Single-cell genomics technologies have proven critical for understanding cellular diversity and function, enabling precise mapping of genetic and transcriptomic information at the level of individual cells. While single-cell genomics can identify cell types based on marker transcripts, there are no methods for isolating these populations for further downstream analysis. This is a particular challenge for studying rare cell types, including many involved in disease.

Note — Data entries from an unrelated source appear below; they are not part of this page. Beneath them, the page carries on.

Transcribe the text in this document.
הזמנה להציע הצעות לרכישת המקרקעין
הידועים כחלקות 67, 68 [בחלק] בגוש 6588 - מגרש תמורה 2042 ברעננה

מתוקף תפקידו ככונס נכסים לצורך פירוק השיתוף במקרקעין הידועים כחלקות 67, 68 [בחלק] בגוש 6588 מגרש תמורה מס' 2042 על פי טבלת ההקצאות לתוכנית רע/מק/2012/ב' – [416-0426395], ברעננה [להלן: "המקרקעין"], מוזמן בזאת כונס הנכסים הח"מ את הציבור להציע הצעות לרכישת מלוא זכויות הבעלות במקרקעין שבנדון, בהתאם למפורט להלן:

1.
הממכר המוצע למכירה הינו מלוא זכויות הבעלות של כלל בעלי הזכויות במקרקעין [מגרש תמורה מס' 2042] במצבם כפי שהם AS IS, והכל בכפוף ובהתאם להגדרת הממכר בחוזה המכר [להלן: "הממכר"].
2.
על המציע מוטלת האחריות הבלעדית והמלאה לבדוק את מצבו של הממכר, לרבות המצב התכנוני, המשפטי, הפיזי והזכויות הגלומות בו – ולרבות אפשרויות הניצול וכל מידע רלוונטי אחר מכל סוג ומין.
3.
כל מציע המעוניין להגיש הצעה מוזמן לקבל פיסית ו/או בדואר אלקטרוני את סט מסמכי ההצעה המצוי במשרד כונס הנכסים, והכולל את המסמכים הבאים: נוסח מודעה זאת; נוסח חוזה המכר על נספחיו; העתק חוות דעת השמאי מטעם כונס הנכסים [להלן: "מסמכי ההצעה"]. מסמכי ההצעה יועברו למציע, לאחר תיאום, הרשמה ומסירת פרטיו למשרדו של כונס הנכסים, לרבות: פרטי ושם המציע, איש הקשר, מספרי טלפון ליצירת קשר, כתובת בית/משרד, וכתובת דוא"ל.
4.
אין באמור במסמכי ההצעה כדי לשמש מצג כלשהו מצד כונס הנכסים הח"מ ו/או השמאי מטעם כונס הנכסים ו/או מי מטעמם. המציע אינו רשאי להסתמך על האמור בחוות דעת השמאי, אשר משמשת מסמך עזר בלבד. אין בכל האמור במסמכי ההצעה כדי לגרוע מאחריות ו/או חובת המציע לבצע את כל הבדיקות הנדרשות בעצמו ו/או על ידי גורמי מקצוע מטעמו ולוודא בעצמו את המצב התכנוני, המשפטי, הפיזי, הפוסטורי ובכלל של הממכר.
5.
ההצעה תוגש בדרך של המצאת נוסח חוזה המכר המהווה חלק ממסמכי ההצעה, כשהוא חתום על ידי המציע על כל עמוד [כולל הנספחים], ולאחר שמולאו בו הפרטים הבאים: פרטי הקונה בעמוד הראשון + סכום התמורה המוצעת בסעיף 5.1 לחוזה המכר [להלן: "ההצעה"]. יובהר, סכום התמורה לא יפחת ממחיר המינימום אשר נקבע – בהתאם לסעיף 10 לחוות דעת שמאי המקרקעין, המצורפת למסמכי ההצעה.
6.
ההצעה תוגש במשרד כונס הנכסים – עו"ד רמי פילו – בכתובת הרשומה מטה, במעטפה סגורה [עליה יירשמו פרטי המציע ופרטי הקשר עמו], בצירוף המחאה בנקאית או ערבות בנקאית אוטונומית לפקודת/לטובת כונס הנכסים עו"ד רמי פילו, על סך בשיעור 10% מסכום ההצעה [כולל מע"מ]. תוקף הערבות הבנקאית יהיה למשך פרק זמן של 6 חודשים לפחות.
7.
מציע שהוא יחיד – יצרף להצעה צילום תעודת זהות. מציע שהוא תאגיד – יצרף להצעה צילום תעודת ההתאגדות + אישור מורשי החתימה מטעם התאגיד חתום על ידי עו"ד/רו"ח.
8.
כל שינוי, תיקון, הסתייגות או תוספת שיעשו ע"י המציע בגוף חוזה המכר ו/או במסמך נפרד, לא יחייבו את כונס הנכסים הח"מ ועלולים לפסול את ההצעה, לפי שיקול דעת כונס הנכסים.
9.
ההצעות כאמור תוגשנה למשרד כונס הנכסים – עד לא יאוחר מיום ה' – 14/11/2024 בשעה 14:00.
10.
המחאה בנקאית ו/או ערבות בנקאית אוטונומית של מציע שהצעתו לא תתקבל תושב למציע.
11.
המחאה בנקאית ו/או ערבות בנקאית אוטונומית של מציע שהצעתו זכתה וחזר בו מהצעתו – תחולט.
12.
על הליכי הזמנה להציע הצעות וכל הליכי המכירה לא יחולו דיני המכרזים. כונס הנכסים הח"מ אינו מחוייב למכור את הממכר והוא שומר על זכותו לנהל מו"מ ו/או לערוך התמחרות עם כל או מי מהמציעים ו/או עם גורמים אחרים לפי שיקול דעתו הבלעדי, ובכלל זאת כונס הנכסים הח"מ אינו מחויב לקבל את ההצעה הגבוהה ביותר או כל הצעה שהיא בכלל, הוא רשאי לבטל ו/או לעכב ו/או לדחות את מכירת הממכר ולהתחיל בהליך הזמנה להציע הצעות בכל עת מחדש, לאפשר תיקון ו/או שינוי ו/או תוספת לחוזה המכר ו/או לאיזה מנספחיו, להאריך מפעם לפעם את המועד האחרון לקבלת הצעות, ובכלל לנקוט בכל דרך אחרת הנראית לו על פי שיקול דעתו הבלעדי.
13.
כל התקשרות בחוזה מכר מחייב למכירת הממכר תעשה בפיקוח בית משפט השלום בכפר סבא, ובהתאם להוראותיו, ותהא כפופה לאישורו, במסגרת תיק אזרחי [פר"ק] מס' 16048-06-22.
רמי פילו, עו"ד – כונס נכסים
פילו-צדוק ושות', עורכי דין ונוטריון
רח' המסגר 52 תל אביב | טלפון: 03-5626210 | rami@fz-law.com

Stanford researchers therefore developed a scalable assay that enables single-cell RNA sequencing profiles from complex subcellular mixtures defined by the presence or absence of RNA transcripts. This new strategy integrates single-molecule nucleic acid imaging (e.g., smFISH) with single-cell sequencing. Researchers were able to enrich and study rare cell populations from immune populations as well as fixed brain tissue. Overall, this innovative approach not only expands the applicability of single-cell genomics but also enhances our ability to explore cellular heterogeneity in greater detail, providing a powerful tool for both basic research and clinical applications.

Stage of Development
Proof of concept: researchers isolated and analyzed rare cell populations from a mixture of immune cells and from frozen and fixed brain tissue.